The PC Hardware You Need for Good, Better and
Best Digital Video Editing
by Charlie
White
--INTRO--;
--GOOD, BETTER, BEST DEFINED-- ; --GOOD--
; --BETTER-- ; --BEST--
; --CONCLUSION-- ; --TABLE
1: Video Storage Requirements-- ; --TABLE
2: Sample Configurations-- ; --TABLE 3: For
further information-- .
INTRO
For a long
time, "Good, Fast and Cheap: Pick Two" has been the hard and fast axiom
of getting (or not getting) what you want when you're buying digital video
editing equipment. Think about it: If it's good and fast, it's not cheap;
if it's good and cheap, it's not fast, and if it's fast and cheap, it's
not good. But that's not necessarily true any more. Plummeting prices,
along with technology that gets faster, better and cheaper with each passing
day brings all these eggs into the same basket, making your task of choosing
the right components for the job progressively easier. Let's dip into
this rushing river of change, scooping up a sample of system requirements
for the various uses of digital video.
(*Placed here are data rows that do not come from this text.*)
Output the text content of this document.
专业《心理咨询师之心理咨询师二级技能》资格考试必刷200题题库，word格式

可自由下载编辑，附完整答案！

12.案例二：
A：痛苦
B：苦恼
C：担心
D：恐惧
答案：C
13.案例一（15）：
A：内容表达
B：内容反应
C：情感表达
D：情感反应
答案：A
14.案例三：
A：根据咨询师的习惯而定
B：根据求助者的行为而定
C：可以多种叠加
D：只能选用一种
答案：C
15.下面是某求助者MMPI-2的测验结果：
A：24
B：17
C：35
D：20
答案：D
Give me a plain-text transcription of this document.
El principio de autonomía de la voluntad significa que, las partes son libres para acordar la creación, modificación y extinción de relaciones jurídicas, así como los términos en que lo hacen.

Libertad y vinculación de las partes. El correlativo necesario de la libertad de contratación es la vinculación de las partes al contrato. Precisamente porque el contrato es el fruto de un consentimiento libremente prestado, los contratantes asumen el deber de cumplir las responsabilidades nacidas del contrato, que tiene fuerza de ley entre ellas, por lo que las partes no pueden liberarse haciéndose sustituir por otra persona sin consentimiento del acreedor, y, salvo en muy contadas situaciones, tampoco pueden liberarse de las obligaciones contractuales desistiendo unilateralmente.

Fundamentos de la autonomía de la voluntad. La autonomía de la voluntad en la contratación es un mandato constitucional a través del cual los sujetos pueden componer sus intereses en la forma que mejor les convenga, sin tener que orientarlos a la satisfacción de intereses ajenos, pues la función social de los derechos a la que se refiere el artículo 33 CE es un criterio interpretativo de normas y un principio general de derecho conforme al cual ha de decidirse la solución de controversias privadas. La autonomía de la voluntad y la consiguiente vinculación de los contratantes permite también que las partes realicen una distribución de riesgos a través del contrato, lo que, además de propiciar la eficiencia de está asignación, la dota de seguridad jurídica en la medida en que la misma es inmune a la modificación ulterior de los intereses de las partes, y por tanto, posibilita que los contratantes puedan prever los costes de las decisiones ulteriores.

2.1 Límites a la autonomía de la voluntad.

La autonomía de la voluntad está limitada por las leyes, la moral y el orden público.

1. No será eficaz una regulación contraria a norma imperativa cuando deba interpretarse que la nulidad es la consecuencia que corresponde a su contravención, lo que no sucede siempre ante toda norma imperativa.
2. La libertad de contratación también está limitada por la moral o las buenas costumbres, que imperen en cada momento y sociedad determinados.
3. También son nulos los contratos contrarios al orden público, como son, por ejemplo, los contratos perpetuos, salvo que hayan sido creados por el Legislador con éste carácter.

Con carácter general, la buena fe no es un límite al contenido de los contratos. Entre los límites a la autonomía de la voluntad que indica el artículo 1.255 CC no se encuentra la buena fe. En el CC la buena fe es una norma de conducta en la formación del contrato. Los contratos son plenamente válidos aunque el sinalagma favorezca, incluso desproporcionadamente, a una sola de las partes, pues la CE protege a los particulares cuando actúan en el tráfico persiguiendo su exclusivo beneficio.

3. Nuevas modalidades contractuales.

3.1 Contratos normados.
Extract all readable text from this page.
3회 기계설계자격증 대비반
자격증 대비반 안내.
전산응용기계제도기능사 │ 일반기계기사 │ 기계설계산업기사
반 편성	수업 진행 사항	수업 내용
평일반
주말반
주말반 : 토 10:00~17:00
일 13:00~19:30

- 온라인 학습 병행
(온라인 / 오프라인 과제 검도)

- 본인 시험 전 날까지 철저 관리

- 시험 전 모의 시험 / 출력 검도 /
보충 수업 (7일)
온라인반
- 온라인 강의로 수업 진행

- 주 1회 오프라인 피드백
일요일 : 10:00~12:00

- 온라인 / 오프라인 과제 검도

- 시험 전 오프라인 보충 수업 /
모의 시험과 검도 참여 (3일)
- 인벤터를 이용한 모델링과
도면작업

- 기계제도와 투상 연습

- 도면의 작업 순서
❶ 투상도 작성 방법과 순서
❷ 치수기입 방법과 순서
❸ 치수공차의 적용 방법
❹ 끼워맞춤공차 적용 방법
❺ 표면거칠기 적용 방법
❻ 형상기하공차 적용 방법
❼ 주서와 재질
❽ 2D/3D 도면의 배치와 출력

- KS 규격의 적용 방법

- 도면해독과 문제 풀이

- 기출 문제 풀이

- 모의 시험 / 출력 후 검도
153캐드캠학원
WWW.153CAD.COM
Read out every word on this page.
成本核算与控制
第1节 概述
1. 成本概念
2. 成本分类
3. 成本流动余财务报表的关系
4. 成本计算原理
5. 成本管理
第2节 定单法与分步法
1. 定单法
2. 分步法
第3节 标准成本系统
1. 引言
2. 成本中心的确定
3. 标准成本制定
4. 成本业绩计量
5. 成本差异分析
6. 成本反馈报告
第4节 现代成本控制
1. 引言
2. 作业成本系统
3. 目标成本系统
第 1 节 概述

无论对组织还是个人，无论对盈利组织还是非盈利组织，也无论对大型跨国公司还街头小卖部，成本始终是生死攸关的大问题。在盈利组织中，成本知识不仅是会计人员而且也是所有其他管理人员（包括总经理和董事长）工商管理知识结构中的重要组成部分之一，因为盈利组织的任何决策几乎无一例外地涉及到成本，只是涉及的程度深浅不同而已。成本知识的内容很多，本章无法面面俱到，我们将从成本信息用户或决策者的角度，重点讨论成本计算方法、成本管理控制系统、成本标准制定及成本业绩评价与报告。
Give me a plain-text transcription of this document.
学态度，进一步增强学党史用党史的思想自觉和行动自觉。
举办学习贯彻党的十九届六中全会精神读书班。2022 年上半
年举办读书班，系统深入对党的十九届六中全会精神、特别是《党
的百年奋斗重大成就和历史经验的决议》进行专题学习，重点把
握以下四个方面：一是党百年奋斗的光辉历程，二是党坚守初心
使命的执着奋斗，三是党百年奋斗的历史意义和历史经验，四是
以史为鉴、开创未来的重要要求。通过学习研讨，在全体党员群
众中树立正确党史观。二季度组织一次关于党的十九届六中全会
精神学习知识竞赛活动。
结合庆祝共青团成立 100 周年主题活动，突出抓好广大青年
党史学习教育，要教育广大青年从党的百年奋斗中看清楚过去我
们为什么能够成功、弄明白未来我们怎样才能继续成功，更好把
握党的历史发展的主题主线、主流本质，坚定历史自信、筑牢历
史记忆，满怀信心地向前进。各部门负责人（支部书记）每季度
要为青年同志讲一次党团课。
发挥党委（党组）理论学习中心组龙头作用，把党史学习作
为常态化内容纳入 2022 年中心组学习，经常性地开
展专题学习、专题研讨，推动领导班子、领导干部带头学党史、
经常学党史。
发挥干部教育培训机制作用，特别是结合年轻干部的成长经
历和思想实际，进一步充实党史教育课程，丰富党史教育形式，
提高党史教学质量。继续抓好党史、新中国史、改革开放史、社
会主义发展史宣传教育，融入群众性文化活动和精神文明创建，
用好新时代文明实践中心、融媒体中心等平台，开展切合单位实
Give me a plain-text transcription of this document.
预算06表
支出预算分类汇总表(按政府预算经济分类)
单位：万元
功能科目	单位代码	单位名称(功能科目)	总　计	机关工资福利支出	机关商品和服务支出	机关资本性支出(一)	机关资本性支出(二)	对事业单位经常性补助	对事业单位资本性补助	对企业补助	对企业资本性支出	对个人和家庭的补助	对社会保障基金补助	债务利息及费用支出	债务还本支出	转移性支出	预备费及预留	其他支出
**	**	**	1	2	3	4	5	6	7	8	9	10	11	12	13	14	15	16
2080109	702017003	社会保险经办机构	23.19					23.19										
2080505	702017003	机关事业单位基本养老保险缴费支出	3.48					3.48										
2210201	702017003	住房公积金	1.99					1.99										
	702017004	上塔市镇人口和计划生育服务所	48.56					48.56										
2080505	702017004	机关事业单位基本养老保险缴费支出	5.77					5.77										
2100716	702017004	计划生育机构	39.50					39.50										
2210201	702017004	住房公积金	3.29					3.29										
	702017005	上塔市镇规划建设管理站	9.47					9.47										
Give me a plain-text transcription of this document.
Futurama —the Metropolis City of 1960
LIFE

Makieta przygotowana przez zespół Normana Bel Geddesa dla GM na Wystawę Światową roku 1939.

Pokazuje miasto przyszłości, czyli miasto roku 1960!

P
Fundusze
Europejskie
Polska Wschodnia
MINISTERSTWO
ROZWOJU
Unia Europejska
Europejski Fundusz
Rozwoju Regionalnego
While we'll still keep an eye on
that "good, fast, and cheap" equation, you'll get an idea of what the
good, better and best systems can do in the midst of this gushing torrent
of technological innovation.
It's important to note at the outset that the highest-end systems are
capable of doing any of the tasks assigned to the lower categories in
this report. For example, an Intergraph workstation with a Matrox DigiSuite
LE capture card and 10,000 RPM SCSI hard drives could crunch through a
capture session destined for the Web without even breathing hard. Conversely,
lower-end equipment can perform many of the more sophisticated tasks like
layering, filtering and wild transitions that are the domain of the high
end. The key question is, though, how long will it take you to render
these effects? And at what quality? For example, you might be able to
render a one-second dissolve on a low-end system, but it would take a
minute or so each time at full resolution, as opposed to no rendering
with a real-time broadcast system.
The upbeat part of this equation, though, is that the price of doing fantastic
things with digital video continues to drop like a rock. "There has
a been a price collapse," said Sujata Ramnarayan, a multimedia
industry analyst at Dataquest. "But I don't think there's been a feature
collapse," added Ramnarayan. "The high end systems offer features
that aren't needed for corporate training. Corporate videos generally
don't need that many effects or transitions." So what do you get when
you spend thousands more for a higher-end system? "For example, you
can work with more layers at the same time, with speed definitely a factor
-- and any time you have more powerful features you need more speed,"
explained Ramnarayan.
No matter which level of equipment you choose, when dealing with digital
video it's always important to carefully select the hard disk you'll be
using. If the disk isn't fast enough to write all the data sent to it,
your video will have gaps in it, known as dropped frames. When checking
specs for hard disks, pay close attention to throughput rates, and look
for the term "sustained throughput," an all-important capability when
it comes to capturing frames of video. To ensure smooth playback, this
data must be written on the hard disk without any pauses. Avoid dropped
frames by selecting a drive that's been A/V rated. Because of drastic
improvements in hard disk speed in the past year, however, nearly any
stock disk drive will be fast enough to handle the throughput of compressed
video. Uncompressed video is another story, however.